See the results of this poll: Should I give my kids both last names?
Respondents: 28 (This poll is closed)
- Yes, go for it! : 20 (71%)
- No, that’s not a good idea.: 8 (29%)
Respondents: 28 (This poll is closed)
I had a hyphenated surname and it exceptionally annoying when I was a teenager to the point that I changed it to just one surname as soon as I was legally able. So no, I don’t think it’s a good idea.
I’ve known many people with hyphenated surnames (and a family who just smooshed their names together without a hyphen… think ThatcherJones) who haven’t had any issues. I think it’s becoming more common for people to do so it won’t be as difficult to deal with.
Hello! I’m a teenager with a hyphenated last name remarkably similar to yours, and it’s never caused me any problems. I rather like it, and I appreciate that it honors both parts of my heritage.

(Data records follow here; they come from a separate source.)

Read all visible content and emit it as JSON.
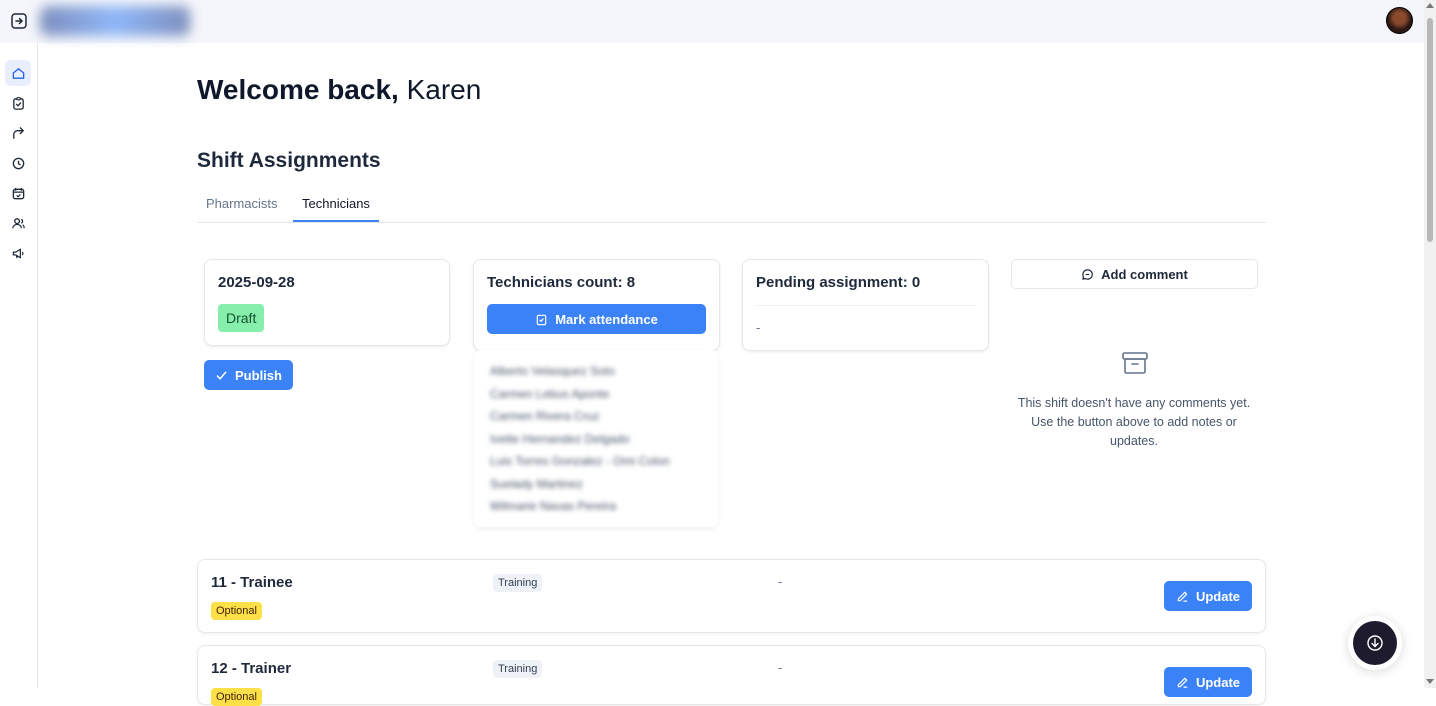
{
  "header": {
    "collapse_icon": "sidebar-toggle-icon",
    "logo_label": "Roster",
    "avatar_icon": "user-avatar"
  },
  "sidebar": {
    "items": [
      {
        "icon": "home-icon",
        "active": true
      },
      {
        "icon": "clipboard-check-icon",
        "active": false
      },
      {
        "icon": "forward-arrow-icon",
        "active": false
      },
      {
        "icon": "clock-history-icon",
        "active": false
      },
      {
        "icon": "calendar-check-icon",
        "active": false
      },
      {
        "icon": "users-icon",
        "active": false
      },
      {
        "icon": "megaphone-icon",
        "active": false
      }
    ]
  },
  "welcome": {
    "prefix": "Welcome back,",
    "name": "Karen"
  },
  "section_title": "Shift Assignments",
  "tabs": [
    {
      "label": "Pharmacists",
      "active": false
    },
    {
      "label": "Technicians",
      "active": true
    }
  ],
  "date_card": {
    "date": "2025-09-28",
    "status": "Draft"
  },
  "publish_label": "Publish",
  "tech_card": {
    "title": "Technicians count: 8",
    "mark_label": "Mark attendance",
    "names": [
      "Alberto Velasquez Soto",
      "Carmen Lebus Aponte",
      "Carmen Rivera Cruz",
      "Ivette Hernandez Delgado",
      "Luis Torres Gonzalez - Omi Colon",
      "Suelady Martinez",
      "Wilmarie Navas Pereira"
    ]
  },
  "pending_card": {
    "title": "Pending assignment: 0",
    "value": "-"
  },
  "comments": {
    "add_label": "Add comment",
    "empty_line1": "This shift doesn't have any comments yet.",
    "empty_line2": "Use the button above to add notes or",
    "empty_line3": "updates."
  },
  "rows": [
    {
      "title": "11 - Trainee",
      "badge": "Optional",
      "type": "Training",
      "note": "-",
      "action": "Update"
    },
    {
      "title": "12 - Trainer",
      "badge": "Optional",
      "type": "Training",
      "note": "-",
      "action": "Update"
    }
  ],
  "colors": {
    "accent": "#3b82f6",
    "draft": "#86efac",
    "optional": "#fde047"
  }
}
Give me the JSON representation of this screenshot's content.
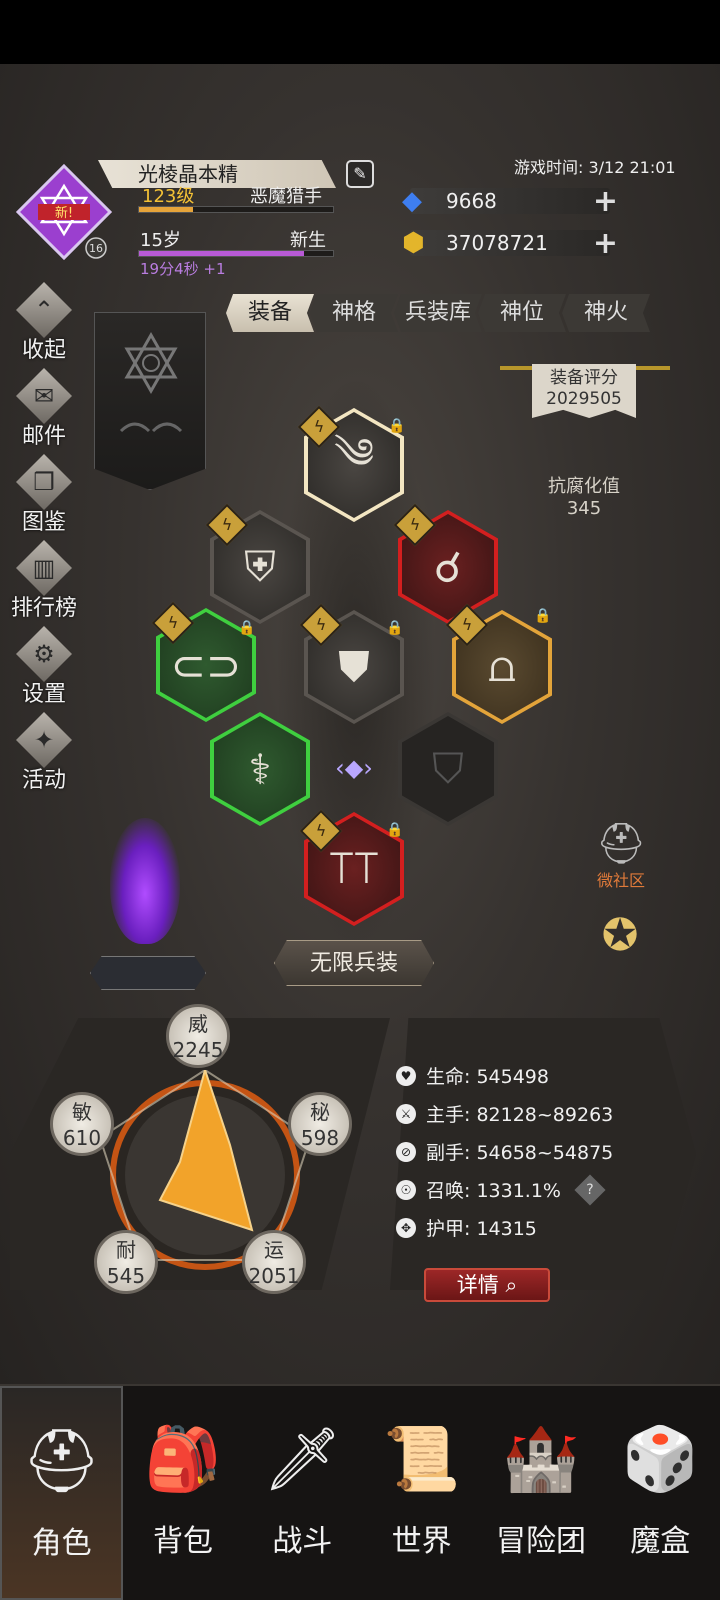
{
  "player": {
    "name": "光棱晶本精",
    "level": "123级",
    "class": "恶魔猎手",
    "age": "15岁",
    "stage": "新生",
    "timer": "19分4秒 +1",
    "badge_new": "新!",
    "avatar_rank": "16",
    "level_progress": 0.28,
    "age_progress": 0.85
  },
  "game_time": "游戏时间: 3/12 21:01",
  "currency": {
    "gems": "9668",
    "gold": "37078721"
  },
  "tabs": [
    "装备",
    "神格",
    "兵装库",
    "神位",
    "神火"
  ],
  "side_menu": [
    "收起",
    "邮件",
    "图鉴",
    "排行榜",
    "设置",
    "活动"
  ],
  "score": {
    "label": "装备评分",
    "value": "2029505"
  },
  "corruption": {
    "label": "抗腐化值",
    "value": "345"
  },
  "infinite_button": "无限兵装",
  "attributes": {
    "wei": {
      "label": "威",
      "value": "2245"
    },
    "mi": {
      "label": "秘",
      "value": "598"
    },
    "yun": {
      "label": "运",
      "value": "2051"
    },
    "nai": {
      "label": "耐",
      "value": "545"
    },
    "min": {
      "label": "敏",
      "value": "610"
    }
  },
  "stats": {
    "hp": "生命: 545498",
    "main_hand": "主手: 82128~89263",
    "off_hand": "副手: 54658~54875",
    "summon": "召唤: 1331.1%",
    "armor": "护甲: 14315"
  },
  "detail_button": "详情",
  "community_label": "微社区",
  "bottom_nav": [
    "角色",
    "背包",
    "战斗",
    "世界",
    "冒险团",
    "魔盒"
  ],
  "colors": {
    "level_bar": "#e6a43a",
    "age_bar": "#b85ad6",
    "gold_text": "#f3c136",
    "purple_text": "#b97de0",
    "rare_green": "#3fcf3f",
    "epic_red": "#d31f1f",
    "legend_gold": "#e3a43a",
    "glow_white": "#f3e6c2"
  }
}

Yes from me. I want to keep my surname when I marry, either as my surname, double-barrelled (hard to do as my surname is a noun so probably not) or added on as a middle name. I, too, don’t want to lose my identity.
I don’t see how it would make life harder, your surname honours both heritages and (while being so cool to say) doesn’t clash when said, so I don’t see why not? It may possibly limit you on first names you can use (like long names or names with a lot of syllables) but that may not even be an issue. Go for it!

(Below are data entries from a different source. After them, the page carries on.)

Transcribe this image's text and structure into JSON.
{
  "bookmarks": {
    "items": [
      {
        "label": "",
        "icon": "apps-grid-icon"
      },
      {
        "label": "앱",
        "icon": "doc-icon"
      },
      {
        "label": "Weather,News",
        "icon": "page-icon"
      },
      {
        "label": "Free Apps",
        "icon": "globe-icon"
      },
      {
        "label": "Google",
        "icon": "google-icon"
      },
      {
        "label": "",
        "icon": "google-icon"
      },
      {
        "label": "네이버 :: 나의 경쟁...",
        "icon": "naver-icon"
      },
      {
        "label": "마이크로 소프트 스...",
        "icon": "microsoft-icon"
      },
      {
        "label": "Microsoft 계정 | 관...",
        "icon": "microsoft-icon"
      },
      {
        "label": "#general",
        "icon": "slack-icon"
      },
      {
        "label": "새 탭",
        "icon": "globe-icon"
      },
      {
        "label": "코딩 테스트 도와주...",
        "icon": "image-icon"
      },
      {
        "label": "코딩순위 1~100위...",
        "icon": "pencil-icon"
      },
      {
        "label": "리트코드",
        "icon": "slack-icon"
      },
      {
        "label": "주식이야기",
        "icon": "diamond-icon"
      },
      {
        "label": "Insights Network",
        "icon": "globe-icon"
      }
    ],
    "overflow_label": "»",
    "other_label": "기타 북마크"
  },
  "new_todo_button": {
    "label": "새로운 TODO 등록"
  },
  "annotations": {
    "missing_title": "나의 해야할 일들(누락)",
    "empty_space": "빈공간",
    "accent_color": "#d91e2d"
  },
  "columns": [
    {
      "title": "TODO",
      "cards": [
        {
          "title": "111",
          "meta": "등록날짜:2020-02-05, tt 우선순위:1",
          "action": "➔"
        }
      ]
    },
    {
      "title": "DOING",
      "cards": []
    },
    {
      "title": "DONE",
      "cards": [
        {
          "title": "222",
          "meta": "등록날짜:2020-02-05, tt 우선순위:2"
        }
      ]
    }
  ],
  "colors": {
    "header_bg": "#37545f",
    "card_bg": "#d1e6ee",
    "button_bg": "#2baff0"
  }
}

No it is not a good idea to keep carrying the names on. If you do your child will be DeRosia-Zuber-Father’s surname. it keeps getting too long. What happens in the next generation DeRosia-Zuber- mother’s father’s surname-new fathers surname. If you want to carry the double name on, use your Fathers surname and baby’s father surname. If you have a daughter you could use DeRosia or [name_f]Rosa[/name_f] as a middle name. Zuber could be used a a boy’s middle name.
I think it’s a great idea to pass both names on to your children. Lots of people have hyphenated surnames and worse case scenario they have trouble fitting their name on a form. The meaning behind your choice is more important than that. Go for it!
I think it’s fine with the length of your surnames, particularly if you use shorter first names. Longer but well known/easy first names could work too.
Another idea is to do what my mom did; all of her children (4) have her maiden name as their middle name and my father’s surname as their own. It’s a nice subtle connection to both sides of the family and not quite the mouthful it could be otherwise.
When I got married the first time around, I changed my name…I’d never liked my birth surname; it was constantly misspelled & mispronounced (even at four letters long), & I felt it was just as patriarchal to have one’s father’s name as it was to have one’s husband’s name. When our daughter was born, she got the same last name as my ex & me. Fast forward a few years…my ex & I had split a few years prior & I was getting remarried. My daughter asked if I would please keep my first married surname to keep the connection w/her name. So I have a hyphenated last name composed of both husbands’ last names, w/my current husband’s name first because the sound is much better than the other way around. Much of my family still can’t manage to address snail mail to me correctly after almost eight years, & I shrug (w/my family I don’t expect anything else).
My [name_m]SIL[/name_m] never changed her surname when she married my brother because as she’s said, she was too lazy to bother w/all of the paperwork. My mom never changed her name when she & my dad split because even though she loathes my dad, she can get more Social Security because of his salary as an engineer than hers as an accountant, & she wants to be sure that the connection is clear by continuing to have the same surname (plus I think she wants my stepmother to be continually reminded that there’s another Mrs. XXXX).
All this is to say that you should do what feels right to you in your situation. Some people will be fine w/it & other people will grumble & fuss. For what it’s worth, I think your hyphenated last name has a really nice flow to it!
My friend, her sister and her mother all have the mother’s maiden name as a second middle name. I think this is good if surnames don’t match together, or if you don’t want a long name.
Since yours do go together, the only concern is length. I feel like the child would need a short first name with a long surname like that. If that works for you, give them both surnames. But otherwise moving your maiden surname to a second middle name may make the name flow better when just the first and last name are used.
I think it works in your case! There’s no problem with hyphenated names, especially when they’re fairly brief. The kids I know with hyphenated names find some annoyance in their length but no real issues.
In my case, I’m ditching my last name as soon as possible (it is 14 letters long, if I hyphenated I would feel so sorry for my kid LOL).
Hello! I think either of the names alone would be messed up easily. It may seem easier to only have one, but people mess up names all of the time. If you want the double last names then go for it! I’d rather have people mispronounce the name I like than mispronounce a name that I don’t even love
Everyone I knew growing up and as an adult who had a hyphenated last name has hated it and said it’s a pain.